Quote Originally Posted by Bohandas View Post
Regarding the orc babies thing, it should be noted that Orcs are not an "always evil" race or even "usually evil". Their alignment tendency is merely "often chaotic evil"
That's not the current edition lore. They're Chaotic Evil, with their God whispering in their mind encouraging them to evil. Technically free willed, but limited and unlikely to be anything except Chaotic Evil due to divine influence. They also are describe are pillaging raiders, including the term 'Tribes like Plagues'.

If we're going to bring in dead edition lore, all editions Classic through 4e are on the table. Including gygaxian naturalism, which is where we get Orc and other humanoid babies (whelps) in Lairs & Modules from in the first place. Including infamously in B2, which was the first D&D experience for a generation of players.

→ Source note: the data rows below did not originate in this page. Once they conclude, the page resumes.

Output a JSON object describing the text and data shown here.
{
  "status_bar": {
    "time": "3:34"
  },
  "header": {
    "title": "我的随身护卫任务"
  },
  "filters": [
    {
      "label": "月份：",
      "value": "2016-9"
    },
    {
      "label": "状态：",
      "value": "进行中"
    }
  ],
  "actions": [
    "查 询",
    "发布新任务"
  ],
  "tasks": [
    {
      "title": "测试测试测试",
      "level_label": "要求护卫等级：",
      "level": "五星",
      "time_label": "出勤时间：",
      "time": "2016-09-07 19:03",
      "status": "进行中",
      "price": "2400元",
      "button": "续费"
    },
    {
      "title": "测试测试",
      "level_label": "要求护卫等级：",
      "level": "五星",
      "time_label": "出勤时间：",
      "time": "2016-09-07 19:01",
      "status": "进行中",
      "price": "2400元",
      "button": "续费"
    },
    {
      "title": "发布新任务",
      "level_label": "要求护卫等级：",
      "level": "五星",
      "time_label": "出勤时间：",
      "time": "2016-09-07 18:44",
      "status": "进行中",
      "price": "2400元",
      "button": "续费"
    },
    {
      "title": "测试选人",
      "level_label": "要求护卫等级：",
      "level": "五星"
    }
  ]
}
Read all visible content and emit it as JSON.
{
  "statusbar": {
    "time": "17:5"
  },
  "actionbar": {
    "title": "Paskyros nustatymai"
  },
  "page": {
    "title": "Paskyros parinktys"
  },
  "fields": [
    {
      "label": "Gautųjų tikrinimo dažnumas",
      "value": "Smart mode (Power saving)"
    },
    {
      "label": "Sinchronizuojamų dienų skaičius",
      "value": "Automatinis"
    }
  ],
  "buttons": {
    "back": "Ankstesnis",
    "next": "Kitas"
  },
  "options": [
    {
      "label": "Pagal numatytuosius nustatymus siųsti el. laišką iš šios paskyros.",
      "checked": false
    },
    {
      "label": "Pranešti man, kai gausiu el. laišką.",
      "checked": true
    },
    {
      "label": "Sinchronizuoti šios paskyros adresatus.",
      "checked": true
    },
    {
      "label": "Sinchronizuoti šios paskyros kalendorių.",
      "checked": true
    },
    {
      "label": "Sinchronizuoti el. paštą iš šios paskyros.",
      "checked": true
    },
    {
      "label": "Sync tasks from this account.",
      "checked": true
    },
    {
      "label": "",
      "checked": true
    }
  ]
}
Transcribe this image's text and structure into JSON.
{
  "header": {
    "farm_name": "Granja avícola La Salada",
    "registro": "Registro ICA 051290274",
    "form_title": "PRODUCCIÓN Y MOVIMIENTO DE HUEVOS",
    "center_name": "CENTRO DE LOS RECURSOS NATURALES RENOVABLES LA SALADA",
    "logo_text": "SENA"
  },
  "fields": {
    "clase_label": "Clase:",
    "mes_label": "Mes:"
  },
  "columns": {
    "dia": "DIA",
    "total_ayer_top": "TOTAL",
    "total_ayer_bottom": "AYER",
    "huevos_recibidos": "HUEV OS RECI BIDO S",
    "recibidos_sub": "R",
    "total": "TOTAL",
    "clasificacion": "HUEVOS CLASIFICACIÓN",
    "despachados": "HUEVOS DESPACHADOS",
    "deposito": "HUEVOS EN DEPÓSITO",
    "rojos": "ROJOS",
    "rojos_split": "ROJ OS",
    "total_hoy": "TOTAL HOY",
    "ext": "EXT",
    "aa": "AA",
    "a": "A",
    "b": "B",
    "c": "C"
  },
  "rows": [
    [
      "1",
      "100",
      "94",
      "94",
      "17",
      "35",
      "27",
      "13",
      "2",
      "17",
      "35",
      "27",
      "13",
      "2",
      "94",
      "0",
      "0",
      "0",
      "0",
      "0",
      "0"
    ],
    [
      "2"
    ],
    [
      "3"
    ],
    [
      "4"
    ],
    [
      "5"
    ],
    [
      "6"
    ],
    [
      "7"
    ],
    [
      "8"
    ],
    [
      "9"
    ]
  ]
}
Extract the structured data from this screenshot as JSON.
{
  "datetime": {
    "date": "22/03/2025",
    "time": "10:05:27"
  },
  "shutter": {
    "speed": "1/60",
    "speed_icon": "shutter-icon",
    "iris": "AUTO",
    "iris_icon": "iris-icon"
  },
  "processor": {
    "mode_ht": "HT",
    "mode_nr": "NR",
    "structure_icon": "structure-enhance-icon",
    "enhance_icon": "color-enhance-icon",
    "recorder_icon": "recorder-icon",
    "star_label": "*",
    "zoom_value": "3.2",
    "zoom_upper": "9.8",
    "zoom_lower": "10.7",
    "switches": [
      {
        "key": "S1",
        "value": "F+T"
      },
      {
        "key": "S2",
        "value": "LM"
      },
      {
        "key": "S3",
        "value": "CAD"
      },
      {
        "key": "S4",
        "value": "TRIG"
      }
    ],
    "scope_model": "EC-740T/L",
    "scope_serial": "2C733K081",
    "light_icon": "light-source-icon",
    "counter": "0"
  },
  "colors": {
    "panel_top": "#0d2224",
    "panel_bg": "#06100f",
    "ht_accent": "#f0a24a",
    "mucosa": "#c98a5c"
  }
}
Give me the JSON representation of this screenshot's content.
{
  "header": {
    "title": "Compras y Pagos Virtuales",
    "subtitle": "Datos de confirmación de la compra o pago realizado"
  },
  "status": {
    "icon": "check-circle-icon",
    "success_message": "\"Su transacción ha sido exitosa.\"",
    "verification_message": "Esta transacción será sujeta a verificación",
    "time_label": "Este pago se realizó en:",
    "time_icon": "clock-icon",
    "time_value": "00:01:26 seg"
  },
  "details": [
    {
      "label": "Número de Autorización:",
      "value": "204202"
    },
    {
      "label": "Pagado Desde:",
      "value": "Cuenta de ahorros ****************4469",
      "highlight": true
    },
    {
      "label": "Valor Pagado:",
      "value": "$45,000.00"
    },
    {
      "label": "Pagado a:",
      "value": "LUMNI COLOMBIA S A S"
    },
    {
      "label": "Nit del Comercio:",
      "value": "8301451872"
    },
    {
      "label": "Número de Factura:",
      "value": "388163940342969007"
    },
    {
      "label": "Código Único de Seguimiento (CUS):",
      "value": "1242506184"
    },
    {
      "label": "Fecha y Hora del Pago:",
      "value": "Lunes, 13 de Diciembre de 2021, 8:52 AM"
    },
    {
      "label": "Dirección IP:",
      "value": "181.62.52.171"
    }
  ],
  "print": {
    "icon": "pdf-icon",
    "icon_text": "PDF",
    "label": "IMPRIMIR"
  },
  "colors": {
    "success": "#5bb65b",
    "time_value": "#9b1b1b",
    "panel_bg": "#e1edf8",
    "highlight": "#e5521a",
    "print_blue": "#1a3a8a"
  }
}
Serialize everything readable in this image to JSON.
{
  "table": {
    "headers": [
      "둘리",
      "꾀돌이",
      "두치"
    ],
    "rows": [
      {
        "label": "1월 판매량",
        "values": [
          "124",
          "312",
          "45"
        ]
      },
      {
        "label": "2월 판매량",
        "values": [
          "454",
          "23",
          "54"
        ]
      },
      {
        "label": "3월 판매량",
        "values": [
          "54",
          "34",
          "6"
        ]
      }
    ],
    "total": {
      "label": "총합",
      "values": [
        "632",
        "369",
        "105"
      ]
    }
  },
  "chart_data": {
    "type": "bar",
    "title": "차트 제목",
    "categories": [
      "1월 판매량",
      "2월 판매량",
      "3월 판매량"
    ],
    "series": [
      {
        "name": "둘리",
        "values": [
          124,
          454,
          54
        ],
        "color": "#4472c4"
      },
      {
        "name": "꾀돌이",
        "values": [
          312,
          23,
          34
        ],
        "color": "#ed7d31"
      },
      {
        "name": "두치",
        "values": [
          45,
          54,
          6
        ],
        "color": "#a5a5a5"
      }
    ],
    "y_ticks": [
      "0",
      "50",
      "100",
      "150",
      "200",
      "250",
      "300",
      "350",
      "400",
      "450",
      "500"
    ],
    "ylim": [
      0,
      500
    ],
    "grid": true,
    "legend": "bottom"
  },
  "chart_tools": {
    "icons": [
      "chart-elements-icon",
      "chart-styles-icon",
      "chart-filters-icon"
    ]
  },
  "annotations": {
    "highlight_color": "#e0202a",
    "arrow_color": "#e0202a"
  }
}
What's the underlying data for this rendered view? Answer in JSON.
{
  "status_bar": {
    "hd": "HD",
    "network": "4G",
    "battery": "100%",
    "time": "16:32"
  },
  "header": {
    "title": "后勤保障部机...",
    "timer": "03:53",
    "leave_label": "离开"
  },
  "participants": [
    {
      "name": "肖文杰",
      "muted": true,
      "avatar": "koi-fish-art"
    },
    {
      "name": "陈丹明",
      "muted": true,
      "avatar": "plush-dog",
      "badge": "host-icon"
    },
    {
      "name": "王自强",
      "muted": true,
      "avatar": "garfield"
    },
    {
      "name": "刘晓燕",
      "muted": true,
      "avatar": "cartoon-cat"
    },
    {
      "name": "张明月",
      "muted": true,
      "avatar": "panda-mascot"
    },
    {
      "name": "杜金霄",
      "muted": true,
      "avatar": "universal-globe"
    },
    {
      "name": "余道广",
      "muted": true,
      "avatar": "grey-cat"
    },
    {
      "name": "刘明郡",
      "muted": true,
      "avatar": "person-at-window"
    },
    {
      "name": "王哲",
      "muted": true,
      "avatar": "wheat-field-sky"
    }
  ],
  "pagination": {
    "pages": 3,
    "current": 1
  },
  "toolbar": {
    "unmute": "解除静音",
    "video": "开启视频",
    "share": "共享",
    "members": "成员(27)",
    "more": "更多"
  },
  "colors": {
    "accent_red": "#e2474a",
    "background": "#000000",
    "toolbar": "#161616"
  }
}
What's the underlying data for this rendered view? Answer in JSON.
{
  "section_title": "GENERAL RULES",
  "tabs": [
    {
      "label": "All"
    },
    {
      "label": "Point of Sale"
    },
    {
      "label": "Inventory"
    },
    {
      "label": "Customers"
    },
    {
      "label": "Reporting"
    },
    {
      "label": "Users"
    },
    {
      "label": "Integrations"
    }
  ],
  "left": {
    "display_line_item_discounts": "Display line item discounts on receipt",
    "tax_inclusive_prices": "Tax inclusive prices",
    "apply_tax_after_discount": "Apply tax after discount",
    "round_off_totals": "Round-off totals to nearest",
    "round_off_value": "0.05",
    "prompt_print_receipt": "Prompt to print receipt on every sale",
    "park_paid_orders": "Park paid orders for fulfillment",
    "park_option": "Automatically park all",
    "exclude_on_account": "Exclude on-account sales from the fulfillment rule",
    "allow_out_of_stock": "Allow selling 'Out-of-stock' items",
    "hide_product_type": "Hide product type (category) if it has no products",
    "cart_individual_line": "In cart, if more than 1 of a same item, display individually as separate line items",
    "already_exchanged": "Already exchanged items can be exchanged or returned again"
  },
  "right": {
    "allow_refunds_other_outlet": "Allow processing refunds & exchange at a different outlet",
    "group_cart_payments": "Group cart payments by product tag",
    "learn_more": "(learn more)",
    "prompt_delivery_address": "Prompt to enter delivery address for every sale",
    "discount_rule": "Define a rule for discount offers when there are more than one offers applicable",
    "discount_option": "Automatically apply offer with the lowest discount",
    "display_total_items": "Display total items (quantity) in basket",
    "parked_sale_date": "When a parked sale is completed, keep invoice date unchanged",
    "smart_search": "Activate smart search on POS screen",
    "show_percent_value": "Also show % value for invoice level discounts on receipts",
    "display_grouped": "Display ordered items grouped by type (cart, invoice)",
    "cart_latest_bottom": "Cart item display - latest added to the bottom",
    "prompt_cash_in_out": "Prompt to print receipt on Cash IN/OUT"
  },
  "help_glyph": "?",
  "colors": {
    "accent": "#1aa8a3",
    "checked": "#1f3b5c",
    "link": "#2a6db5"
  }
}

I recently ran B2 adapted to 5e, and left the whelps in, with mixed results. It made things a pain for the players. It added and "interesting" element. But ultimately, they didn't want to have to deal with morality of accidentally fireballing a bunch of Gnoll whelps, which is what happened in the final run into the caves, in their Friday night fun of "eat pizza, throw dice, and murderhero orcs and other humanoids" game. I promised them no more whelps BS after that.

There's a reason Orcs and other monsters are structured to be the bad guys, and Alignment exists to create a basic Us vs Them structure. It's exactly what many players and tables want.